Bets used to be a thing in scientific circles in days past. In oxbridge senior common rooms you can still find old betting books where bets between the dons are recorded; it makes for very amusing reading. At Berkeley, we try to uphold this tradition, except that instead of smoke-filled common rooms, we do it at the (now sadly defunct) Cafe Nefeli. The following was one such bet, made on Sept 23, 2014, hands shaken in front of three bemused witnesses (Kateria Fragkiadaki, Philipp Krähenbühl, and Georgia Gkioxari, see photo):

"If, by the first day of autumn (Sept 23) of 2015, a method will exist that can match or beat the performance of R-CNN on Pascal VOC detection, without the use of any extra, human annotations (e.g. ImageNet) as pre-training, Mr. Malik promises to buy Mr. Efros one (1) gelato (2 scoops: one chocolate, one vanilla)."

The back story of the bet is as follows. R-CNN came out in CVPR 2014 with really impressive results on PASCAL VOC detection. I think this was a key moment when the more sceptical members within the computer vision community (such as myself) finally embraced deep learning. However, there was a complication: PASCAL VOC was said to be too small to train a ConvNet from scratch, so the network had to be pre-trained on ImageNet first, and then fine-tuned on PASCAL. This to me felt very strange: PASCAL and ImageNet were such different datasets, with completely different label sets and biases... why would training on one help the other? During that afternoon coffee at Nefeli, I suggested that maybe the network didn't actually need the ImageNet labels, just the ImageNet images to pre-train. Basically, the scientific question I wanted answered was: does one need semantic supervision to learn a good representation? Thus, the Gelato Bet was born. To entice other reserachers to get involved, I promised to share my winning gelato with any team that will help me win the bet.

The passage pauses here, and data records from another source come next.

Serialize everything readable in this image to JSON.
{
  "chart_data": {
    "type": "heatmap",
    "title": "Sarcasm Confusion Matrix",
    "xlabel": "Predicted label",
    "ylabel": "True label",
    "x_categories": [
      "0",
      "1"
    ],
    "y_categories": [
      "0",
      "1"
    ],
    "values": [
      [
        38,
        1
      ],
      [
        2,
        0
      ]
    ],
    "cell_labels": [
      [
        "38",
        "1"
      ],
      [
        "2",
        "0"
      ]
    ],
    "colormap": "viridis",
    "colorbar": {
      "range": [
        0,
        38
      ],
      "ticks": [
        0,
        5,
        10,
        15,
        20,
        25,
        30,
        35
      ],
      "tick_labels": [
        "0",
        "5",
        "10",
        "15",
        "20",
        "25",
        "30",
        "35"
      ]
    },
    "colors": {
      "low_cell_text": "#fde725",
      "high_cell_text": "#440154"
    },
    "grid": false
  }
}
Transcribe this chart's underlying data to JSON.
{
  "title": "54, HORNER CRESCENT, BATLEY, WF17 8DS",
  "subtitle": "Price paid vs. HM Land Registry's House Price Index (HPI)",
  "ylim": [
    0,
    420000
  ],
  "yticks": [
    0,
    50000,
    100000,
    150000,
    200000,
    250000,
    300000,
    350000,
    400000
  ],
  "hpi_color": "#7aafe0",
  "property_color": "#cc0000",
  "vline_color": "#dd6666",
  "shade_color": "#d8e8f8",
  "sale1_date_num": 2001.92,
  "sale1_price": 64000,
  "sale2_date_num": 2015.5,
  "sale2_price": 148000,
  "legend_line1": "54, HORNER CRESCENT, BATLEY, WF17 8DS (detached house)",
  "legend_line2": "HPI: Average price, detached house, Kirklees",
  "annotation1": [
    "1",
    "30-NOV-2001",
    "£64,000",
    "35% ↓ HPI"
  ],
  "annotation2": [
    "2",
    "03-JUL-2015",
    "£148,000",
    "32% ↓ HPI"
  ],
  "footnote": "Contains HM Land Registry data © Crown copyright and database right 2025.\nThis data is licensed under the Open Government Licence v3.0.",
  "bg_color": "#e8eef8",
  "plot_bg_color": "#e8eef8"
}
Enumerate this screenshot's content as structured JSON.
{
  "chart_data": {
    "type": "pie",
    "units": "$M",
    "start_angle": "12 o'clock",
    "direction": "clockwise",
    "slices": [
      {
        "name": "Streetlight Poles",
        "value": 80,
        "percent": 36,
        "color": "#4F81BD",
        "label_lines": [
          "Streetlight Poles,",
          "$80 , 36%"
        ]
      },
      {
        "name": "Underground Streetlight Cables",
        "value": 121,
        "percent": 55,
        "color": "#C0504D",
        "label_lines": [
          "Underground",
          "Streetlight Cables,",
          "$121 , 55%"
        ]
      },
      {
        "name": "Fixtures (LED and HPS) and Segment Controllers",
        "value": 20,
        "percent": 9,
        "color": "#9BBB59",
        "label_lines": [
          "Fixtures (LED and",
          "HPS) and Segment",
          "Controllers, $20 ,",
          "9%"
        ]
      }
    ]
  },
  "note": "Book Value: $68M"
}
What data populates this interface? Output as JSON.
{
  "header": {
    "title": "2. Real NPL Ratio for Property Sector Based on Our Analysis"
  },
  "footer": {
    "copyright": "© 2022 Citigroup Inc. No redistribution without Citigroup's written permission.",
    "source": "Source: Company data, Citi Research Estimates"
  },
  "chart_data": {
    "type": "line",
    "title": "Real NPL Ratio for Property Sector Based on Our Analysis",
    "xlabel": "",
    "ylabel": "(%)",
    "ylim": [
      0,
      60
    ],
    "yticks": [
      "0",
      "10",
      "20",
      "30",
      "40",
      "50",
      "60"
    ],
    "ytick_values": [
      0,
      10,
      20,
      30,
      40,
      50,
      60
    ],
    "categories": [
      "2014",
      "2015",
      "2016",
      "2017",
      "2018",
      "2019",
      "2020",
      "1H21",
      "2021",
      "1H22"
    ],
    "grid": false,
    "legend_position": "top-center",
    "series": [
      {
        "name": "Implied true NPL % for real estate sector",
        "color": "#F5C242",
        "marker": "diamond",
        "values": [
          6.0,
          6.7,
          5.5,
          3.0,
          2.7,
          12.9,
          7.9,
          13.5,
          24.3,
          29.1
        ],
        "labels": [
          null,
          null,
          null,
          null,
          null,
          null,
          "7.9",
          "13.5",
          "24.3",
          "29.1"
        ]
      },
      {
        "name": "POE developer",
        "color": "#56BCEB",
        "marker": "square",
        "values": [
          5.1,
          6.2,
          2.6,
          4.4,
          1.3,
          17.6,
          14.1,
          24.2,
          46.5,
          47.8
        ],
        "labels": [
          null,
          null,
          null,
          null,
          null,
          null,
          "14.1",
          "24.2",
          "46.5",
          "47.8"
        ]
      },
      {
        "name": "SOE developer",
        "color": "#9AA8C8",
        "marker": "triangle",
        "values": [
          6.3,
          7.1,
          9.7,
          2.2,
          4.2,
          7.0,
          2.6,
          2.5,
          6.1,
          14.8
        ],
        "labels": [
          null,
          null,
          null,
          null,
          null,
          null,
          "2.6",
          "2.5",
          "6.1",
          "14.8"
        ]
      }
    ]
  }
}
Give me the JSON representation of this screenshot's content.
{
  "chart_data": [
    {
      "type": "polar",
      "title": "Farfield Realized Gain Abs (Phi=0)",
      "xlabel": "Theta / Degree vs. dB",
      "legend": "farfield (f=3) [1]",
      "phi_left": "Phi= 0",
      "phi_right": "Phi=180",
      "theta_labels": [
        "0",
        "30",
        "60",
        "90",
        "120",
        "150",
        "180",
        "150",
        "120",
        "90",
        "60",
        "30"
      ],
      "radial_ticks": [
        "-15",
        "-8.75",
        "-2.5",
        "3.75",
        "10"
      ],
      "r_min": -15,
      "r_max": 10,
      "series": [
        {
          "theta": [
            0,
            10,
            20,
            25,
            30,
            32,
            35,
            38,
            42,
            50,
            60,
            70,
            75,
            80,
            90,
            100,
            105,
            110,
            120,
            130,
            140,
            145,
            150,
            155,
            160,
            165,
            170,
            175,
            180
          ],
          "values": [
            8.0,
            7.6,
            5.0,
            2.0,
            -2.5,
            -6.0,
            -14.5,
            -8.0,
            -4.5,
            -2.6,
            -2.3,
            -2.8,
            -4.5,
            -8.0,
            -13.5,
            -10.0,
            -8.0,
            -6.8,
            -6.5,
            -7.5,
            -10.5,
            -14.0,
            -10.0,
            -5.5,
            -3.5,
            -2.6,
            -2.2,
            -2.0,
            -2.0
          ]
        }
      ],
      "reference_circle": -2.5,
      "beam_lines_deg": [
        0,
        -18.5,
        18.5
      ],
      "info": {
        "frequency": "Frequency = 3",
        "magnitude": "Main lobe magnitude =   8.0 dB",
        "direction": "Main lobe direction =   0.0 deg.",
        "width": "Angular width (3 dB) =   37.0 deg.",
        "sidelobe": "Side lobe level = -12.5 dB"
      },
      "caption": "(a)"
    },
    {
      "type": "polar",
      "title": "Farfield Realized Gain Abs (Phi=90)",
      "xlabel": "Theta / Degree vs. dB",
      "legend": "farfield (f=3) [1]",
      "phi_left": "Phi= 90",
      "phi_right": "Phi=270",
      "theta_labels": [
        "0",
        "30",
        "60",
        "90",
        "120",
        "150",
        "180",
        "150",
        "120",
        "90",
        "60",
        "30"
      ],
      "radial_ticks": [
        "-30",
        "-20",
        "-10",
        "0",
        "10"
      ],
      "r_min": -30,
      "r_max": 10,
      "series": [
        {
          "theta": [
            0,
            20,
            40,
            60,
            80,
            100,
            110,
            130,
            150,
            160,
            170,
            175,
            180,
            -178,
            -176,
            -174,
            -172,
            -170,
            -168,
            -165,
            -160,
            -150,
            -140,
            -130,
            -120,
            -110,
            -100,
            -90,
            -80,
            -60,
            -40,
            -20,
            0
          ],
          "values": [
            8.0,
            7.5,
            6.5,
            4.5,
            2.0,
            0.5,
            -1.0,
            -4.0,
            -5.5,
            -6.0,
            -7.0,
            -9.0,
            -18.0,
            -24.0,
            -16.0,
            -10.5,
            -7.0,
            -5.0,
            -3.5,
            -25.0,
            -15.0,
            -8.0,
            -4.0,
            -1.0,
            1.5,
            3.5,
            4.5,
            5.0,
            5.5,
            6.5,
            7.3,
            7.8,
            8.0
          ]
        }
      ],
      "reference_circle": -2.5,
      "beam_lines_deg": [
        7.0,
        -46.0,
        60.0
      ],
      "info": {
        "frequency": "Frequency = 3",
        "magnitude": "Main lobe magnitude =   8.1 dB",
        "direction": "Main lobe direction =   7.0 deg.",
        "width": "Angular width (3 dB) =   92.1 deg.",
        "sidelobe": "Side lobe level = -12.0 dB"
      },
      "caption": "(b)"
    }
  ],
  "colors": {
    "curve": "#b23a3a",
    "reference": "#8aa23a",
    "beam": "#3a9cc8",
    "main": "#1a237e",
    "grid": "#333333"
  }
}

Of course, I lost. Even now, five years later, we still don't have anything that beats ImageNet pre-training for PASCAL VOC (although several methods come tantalizingly close). Indeed, the whole premise that pre-training is needed for PASCAL in the first place might be erronious. On the other hand, the bet probably played a role in getting what we now call self-supervised learning started around ICCV'15. Finally, this taught me a valuable lesson: think twice before betting against your own advisor!

Alyosha Efros
Berkeley, CA
March 2019